Mixed Reality (MR) capabilities:
👀 Passthrough for awareness of the real-world chaos around you
🛋️ Scene model to realistically plonk furniture on the floor of your room
Presence Platform SDKs:
👌 Meta XR Interaction SDK for hand swiping, grabbing, poking and snapping (at furniture, not at your significant other)
🗣️ Meta XR Voice SDK for screaming “next” or “back” while your hands are occupied assembling furniture
🙏 Meta XR Haptics SDK to provide a real-life quality to pressing buttons
Challenges we ran into
- Creating instructions for items. While we automated a lot of the process with code and editor tools, some of the advanced actions (translate, rotate) required manual work. This is why we created the Seller-side of the app, released in Alpha mode.
- We ran out of time to complete all that we envisioned for the Seller module.
- The Voice SDK could be slow, so you would yell “next! neXT! NEXT!” for a few seconds to no avail.
- Interaction SDK often struggled to identify hands in anything other than ideal lighting. This made switching from controllers to hands slow and awkward, like our teenage years.
- It was hard to get Meta-specific UI assets online.

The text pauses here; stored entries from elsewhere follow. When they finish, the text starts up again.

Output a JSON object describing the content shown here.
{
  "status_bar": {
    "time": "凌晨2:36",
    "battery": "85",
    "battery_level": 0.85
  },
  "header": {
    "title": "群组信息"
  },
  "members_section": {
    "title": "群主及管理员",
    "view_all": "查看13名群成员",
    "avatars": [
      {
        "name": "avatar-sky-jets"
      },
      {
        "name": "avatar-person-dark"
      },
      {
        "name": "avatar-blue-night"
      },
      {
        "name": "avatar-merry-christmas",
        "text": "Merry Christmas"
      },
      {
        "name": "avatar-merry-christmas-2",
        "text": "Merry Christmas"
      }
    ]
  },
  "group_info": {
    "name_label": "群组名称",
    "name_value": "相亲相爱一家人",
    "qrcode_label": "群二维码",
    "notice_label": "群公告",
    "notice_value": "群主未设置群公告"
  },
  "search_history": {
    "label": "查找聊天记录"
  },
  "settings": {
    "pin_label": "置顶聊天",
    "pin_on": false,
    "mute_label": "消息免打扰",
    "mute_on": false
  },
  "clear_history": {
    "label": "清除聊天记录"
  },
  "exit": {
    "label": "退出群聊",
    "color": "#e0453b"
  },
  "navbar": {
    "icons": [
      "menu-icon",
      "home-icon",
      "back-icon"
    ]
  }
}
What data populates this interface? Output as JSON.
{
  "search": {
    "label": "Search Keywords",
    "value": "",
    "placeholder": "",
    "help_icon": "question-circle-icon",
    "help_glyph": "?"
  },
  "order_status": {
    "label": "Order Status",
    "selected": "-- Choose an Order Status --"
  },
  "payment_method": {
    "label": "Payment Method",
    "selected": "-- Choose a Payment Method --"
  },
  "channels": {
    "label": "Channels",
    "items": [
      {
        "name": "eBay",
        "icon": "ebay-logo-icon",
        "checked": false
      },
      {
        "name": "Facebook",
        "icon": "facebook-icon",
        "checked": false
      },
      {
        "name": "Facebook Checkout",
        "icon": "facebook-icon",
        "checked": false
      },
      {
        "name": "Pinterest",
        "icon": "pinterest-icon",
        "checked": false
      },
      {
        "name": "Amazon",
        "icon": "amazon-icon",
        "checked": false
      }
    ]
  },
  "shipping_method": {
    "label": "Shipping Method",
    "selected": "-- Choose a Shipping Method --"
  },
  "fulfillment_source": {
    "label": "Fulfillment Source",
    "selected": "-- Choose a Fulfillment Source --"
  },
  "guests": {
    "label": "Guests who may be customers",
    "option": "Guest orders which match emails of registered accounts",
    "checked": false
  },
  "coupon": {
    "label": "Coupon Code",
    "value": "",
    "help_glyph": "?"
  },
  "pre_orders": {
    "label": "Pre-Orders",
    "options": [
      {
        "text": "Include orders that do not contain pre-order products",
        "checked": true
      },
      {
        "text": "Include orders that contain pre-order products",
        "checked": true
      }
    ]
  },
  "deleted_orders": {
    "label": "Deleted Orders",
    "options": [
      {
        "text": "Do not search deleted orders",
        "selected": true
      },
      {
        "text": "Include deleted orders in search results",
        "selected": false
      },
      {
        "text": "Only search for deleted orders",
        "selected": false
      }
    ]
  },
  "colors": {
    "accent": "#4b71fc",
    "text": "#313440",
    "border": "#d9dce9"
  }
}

Please, give us things like a scroll bar, hand gesture images, window resizing corners on Figma or ShapesXR so we can develop apps faster!
Accomplishments that we're proud of
- We built everything using data-oriented design patterns. Items, instructions, etc. are all data objects. Everything can be serialized to JSON for saving and loading from the device or internet.
- We managed to create a friendly user-interface to solve a frustrating real-world problem.
- Our team is dispersed across three continents (and 4 time zones) which made finding meeting times difficult. Plus, we had never worked together before.
What we learned
- Creating rapid XR workflow designs and prototypes is tough. Even if you are an expert in Unity the process is much more involved than designing 2D user interfaces- the Meta Interaction SDK is a step in the right direction!
- This hackathon was a crash course in the highs and lows of mixed reality development. It taught us that great user experience design was critical, and constant communication and iteration was key to a well assembled (pun intended) final project.
What's next for Build Buddy
The future looks bright for Build Buddy. We plan to beef up our furniture library, and dream of partnering with furniture sellers so they can use Build Buddy as a platform to make furniture instructions for new furniture they develop. We have key functionality for the seller-side of the app well thought-out and partially built. Finally, what fun is building furniture alone? We want to build a multi-user mode using shared spatial anchors so you can invite a special friend to join you in the chaos joy of assembling furniture.